Longtemps François Bayrou nous a fait rire. Le bus au colza, la marionnette des guignols, le positionnement inaudible au centre en faisait un personnage certes sympathique, peu dangereux, mais aussi peu crédible.
Puis il y a eu la baffe donnée au chapardeur de poche, un regain d'attention et au final un 7% au premier tour des présidentielles, ce qui n'était pas ridicule.
A l'instar de Sarkozy, Bayrou a, pendant ces 4 dernières années, tout fait pour préparer les élections de 2007, se construire une image de présidentiable et élaborer une stratégie qui peut demeurer payante et dont on pouvait deviner les prémices dès la campagne de 2002. Bayrou peut remercier Sarkozy qui l'a bien aidé à justifier son opposition récente, sûrement sincère, et cette fois vraiment audible.
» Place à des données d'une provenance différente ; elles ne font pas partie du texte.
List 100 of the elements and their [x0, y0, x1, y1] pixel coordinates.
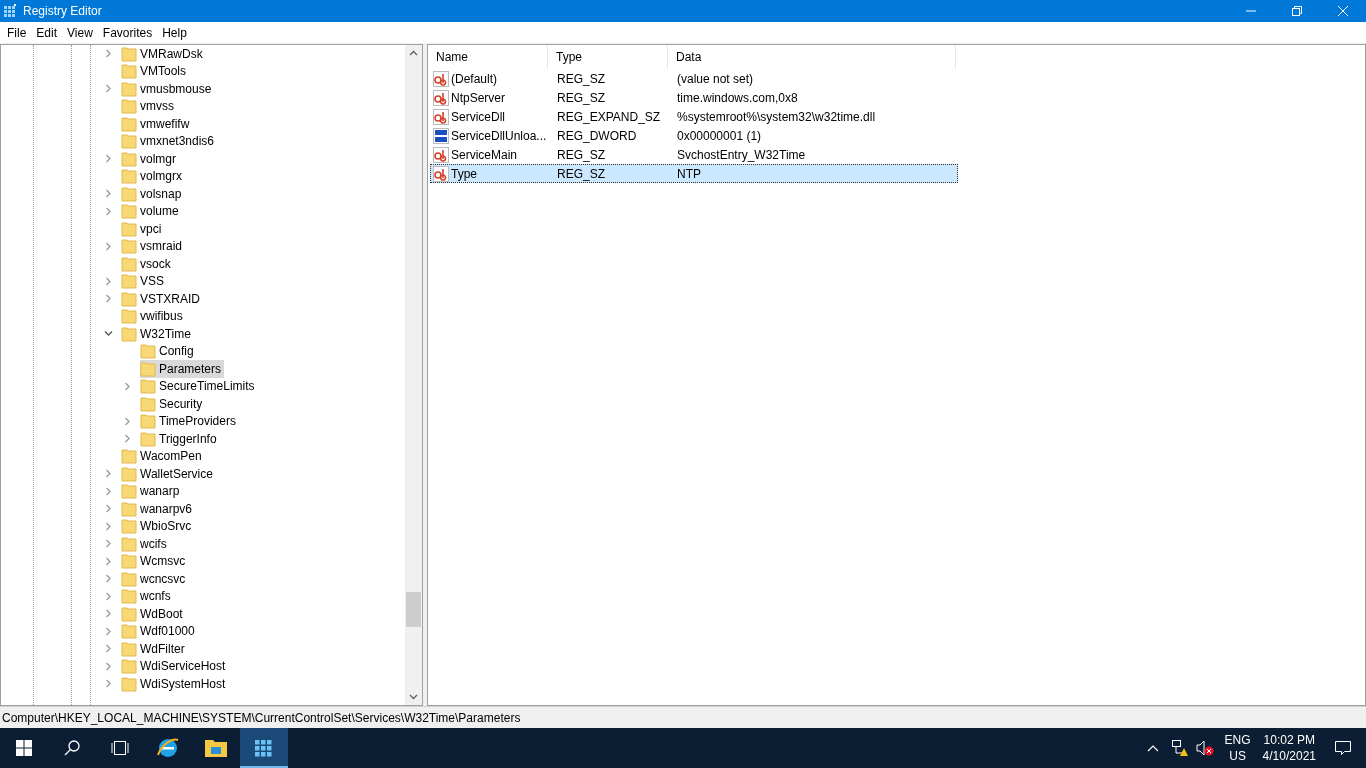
tree-item[interactable]: WdBoot — [121, 605, 186, 623]
chevron-right-icon[interactable] — [103, 241, 113, 251]
tree-item[interactable]: VMTools — [121, 62, 189, 80]
chevron-right-icon[interactable] — [103, 154, 113, 164]
tree-item[interactable]: vmvss — [121, 97, 177, 115]
network-warning-icon[interactable] — [1170, 739, 1189, 757]
tree-item[interactable]: Security — [140, 395, 206, 413]
menu-item[interactable]: Help — [157, 22, 192, 43]
folder-icon — [140, 378, 156, 395]
tree-item[interactable]: volmgrx — [121, 167, 185, 185]
string-value-icon — [433, 89, 449, 106]
chevron-right-icon[interactable] — [103, 626, 113, 636]
tree-item[interactable]: vmxnet3ndis6 — [121, 132, 218, 150]
menu-item[interactable]: View — [62, 22, 98, 43]
value-data: 0x00000001 (1) — [676, 127, 763, 145]
chevron-right-icon[interactable] — [103, 539, 113, 549]
chevron-right-icon[interactable] — [103, 609, 113, 619]
chevron-right-icon[interactable] — [103, 189, 113, 199]
tree-item[interactable]: wcncsvc — [121, 570, 189, 588]
tree-item[interactable]: WdiSystemHost — [121, 675, 229, 693]
tree-item[interactable]: Wdf01000 — [121, 622, 198, 640]
chevron-right-icon[interactable] — [103, 521, 113, 531]
chevron-right-icon[interactable] — [103, 469, 113, 479]
value-type: REG_EXPAND_SZ — [556, 108, 662, 126]
chevron-right-icon[interactable] — [103, 84, 113, 94]
chevron-right-icon[interactable] — [103, 49, 113, 59]
tree-item[interactable]: Wcmsvc — [121, 552, 189, 570]
tree-item[interactable]: Config — [140, 342, 197, 360]
value-type: REG_SZ — [556, 146, 606, 164]
value-row[interactable]: ServiceDll REG_EXPAND_SZ %systemroot%\system32\w32time.dll — [430, 107, 958, 126]
column-header[interactable]: Name — [428, 45, 548, 69]
menu-item[interactable]: Edit — [31, 22, 63, 43]
volume-muted-icon[interactable] — [1194, 739, 1215, 757]
folder-icon — [121, 220, 137, 237]
clock[interactable]: 10:02 PM 4/10/2021 — [1262, 732, 1316, 764]
menu-item[interactable]: File — [2, 22, 32, 43]
folder-icon — [121, 588, 137, 605]
tree-item[interactable]: Parameters — [140, 360, 225, 378]
chevron-right-icon[interactable] — [122, 381, 132, 391]
folder-icon — [121, 45, 137, 62]
tree-item[interactable]: WalletService — [121, 465, 216, 483]
tree-item[interactable]: vpci — [121, 220, 165, 238]
tree-item[interactable]: volmgr — [121, 150, 179, 168]
menu-item[interactable]: Favorites — [97, 22, 158, 43]
tree-item[interactable]: vwifibus — [121, 307, 186, 325]
taskbar-app[interactable] — [240, 728, 288, 768]
tree-item[interactable]: vmusbmouse — [121, 80, 215, 98]
tree-item[interactable]: WdFilter — [121, 640, 188, 658]
value-row[interactable]: Type REG_SZ NTP — [430, 164, 958, 183]
value-row[interactable]: ServiceDllUnloa... REG_DWORD 0x00000001 (1) — [430, 126, 958, 145]
chevron-right-icon[interactable] — [103, 679, 113, 689]
tree-item[interactable]: wcifs — [121, 535, 170, 553]
language-indicator[interactable]: ENG US — [1224, 732, 1251, 764]
tree-item[interactable]: W32Time — [121, 325, 194, 343]
value-row[interactable]: NtpServer REG_SZ time.windows.com,0x8 — [430, 88, 958, 107]
chevron-right-icon[interactable] — [122, 434, 132, 444]
chevron-up-icon[interactable] — [1146, 744, 1159, 752]
chevron-right-icon[interactable] — [103, 276, 113, 286]
tree-item[interactable]: volume — [121, 202, 182, 220]
tree-item[interactable]: volsnap — [121, 185, 185, 203]
tree-item[interactable]: wcnfs — [121, 587, 174, 605]
scroll-thumb[interactable] — [406, 592, 421, 627]
tree-item[interactable]: VSTXRAID — [121, 290, 203, 308]
tree-item[interactable]: wanarp — [121, 482, 183, 500]
tree-item[interactable]: vmwefifw — [121, 115, 193, 133]
value-data: %systemroot%\system32\w32time.dll — [676, 108, 877, 126]
chevron-right-icon[interactable] — [103, 206, 113, 216]
value-row[interactable]: ServiceMain REG_SZ SvchostEntry_W32Time — [430, 145, 958, 164]
tree-item[interactable]: wanarpv6 — [121, 500, 196, 518]
tree-item[interactable]: WacomPen — [121, 447, 205, 465]
chevron-right-icon[interactable] — [103, 504, 113, 514]
tree-item[interactable]: SecureTimeLimits — [140, 377, 258, 395]
tree-item[interactable]: TimeProviders — [140, 412, 239, 430]
chevron-right-icon[interactable] — [103, 661, 113, 671]
notifications-icon[interactable] — [1334, 739, 1352, 757]
chevron-down-icon[interactable] — [103, 329, 113, 339]
string-value-icon — [433, 146, 449, 163]
folder-icon — [121, 623, 137, 640]
column-header[interactable]: Type — [548, 45, 668, 69]
chevron-right-icon[interactable] — [103, 574, 113, 584]
tree-item[interactable]: vsmraid — [121, 237, 185, 255]
chevron-right-icon[interactable] — [103, 644, 113, 654]
value-row[interactable]: (Default) REG_SZ (value not set) — [430, 69, 958, 88]
tree-item[interactable]: VSS — [121, 272, 167, 290]
chevron-right-icon[interactable] — [103, 556, 113, 566]
tree-item[interactable]: TriggerInfo — [140, 430, 220, 448]
tree-item[interactable]: WbioSrvc — [121, 517, 195, 535]
folder-icon — [121, 640, 137, 657]
chevron-right-icon[interactable] — [103, 591, 113, 601]
tree-item[interactable]: vsock — [121, 255, 174, 273]
tree-item[interactable]: WdiServiceHost — [121, 657, 229, 675]
folder-icon — [140, 430, 156, 447]
chevron-right-icon[interactable] — [103, 294, 113, 304]
column-header[interactable]: Data — [668, 45, 956, 69]
tree-item[interactable]: VMRawDsk — [121, 45, 206, 63]
chevron-right-icon[interactable] — [103, 486, 113, 496]
folder-icon — [121, 605, 137, 622]
scrollbar[interactable] — [405, 45, 422, 705]
chevron-right-icon[interactable] — [122, 416, 132, 426]
windows-logo-icon — [16, 740, 32, 756]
Mieux, en dénonçant directement sur TF1 la connivence des médias avec la Bipolarisation de l'échéquier politique, il a presque transfomé l'UDF en parti contestataire. Cette simple éventualité nous aurait tous fait pouffer il y a quelques années.
Dès lors, on peut légitimement se poser la question de savoir si oui ou non François Bayrou est capable de faire un bon score aux prochaines présidentielles, et jusqu'où peut il aller.
L'existence d'un vrai parti centriste, pilier de la vie politique, capable de s'allier aussi bien avec le parti socialiste qu'avec l'Ump serait nouveau dans la cinquième République, mais sûrement souhaitable. Il vaudrait mieux, par exemple, envisager que le PS puisse aussi bien s'allier avec sa gauche qu'avec le centre et éviter que, comme en Allemagne, l'on soit obligé de faire un gouvernement d'union nationale (ce qui pourrait arriver si justement, il n'y a pas de représentant du centre à l'assemblée) qui amènerait, en France, les extrêmes de tous bords aux élections suivantes.
Reste qu'avec le scrutin majoritaire, il y en fait peu de chance que l'UDF arrive a constituer un groupe sans s'allier avec l'UMP. Ce qui détuirait en un jour une stratégie de cinq ans.
A moins que François Bayrou fasse un très gros score, donc, aux présidentielles, ce qui ne me semble pas impossible.
De plus en plus de gens de gauche, de mon entourage, ou que j'ai croisés sur les blogs, m'affirment qu'ils vont voter Bayrou si Ségolène Royal est investie par le PS! Et, bien souvent, ce sont les plus à gauche ! Certains parce qu'ils croient qu'un vrai mouvement anti libéral pourra naître si un gouvernement udf-ps est au pouvoir, d'autres parce qu'ils ne peuvent vraiment pas souffrir Ségolène, d'autres encore parce qu'il apprécient l'aspect un peu "révolutionnaire" de Bayrou. Ce coté anti-système pourrait aussi attirer une frange non négligeable des électeurs du front national, celle qui vote Le Pen non par idéologie, mais parce que "c'est tous des pourris". Si jamais aucun candidat "chiraquien" ne se présente, une partie des électeurs de droite effrayés par Nicolas Sarkozy, et ils sont nombreux, pourraient être tenté par un vote Bayrou. Ce qui au final amènerait quelques millions de suffrages ! Assez pour aller au second tour. Difficile dans ce cas de connaître l'adversaire avec un tel scénario, vu que, comme dirait Morandini, tout est possible.
La force de Bayrou dans cette pré-campagne un peu spéciale, c'est que l'UDF c'est lui. Du coup, pendant que les deux grands camps se déchirent, il peut tranquillement parler du fond. Être en dehors de querelles internes, ça a du bon.
La faiblesse de Bayrou, c'est que l'UDF, c'est lui. Ou plutôt, que l'UDF ce n'est pas grand chose. Un parti de notables chrétiens de province, quand même plutôt à droite, pas très révolutionnaires en somme. Sans véritable appareil derrière soi, ce n'est pas facile de percer.
Ce n'est pas sans rappeler la coqueluche de la pré-campagne de 2002. En novembre 2001, celui qui faisait la surprise avec 14% dans les sondages, qui renvoyait dos à dos Jospin et Chirac, qui avait un parti pour lui tout seul mais un parti rikiki, s'appelait Jean-Pierre Chevènement. 5% à l'arrivée. Tout est possible.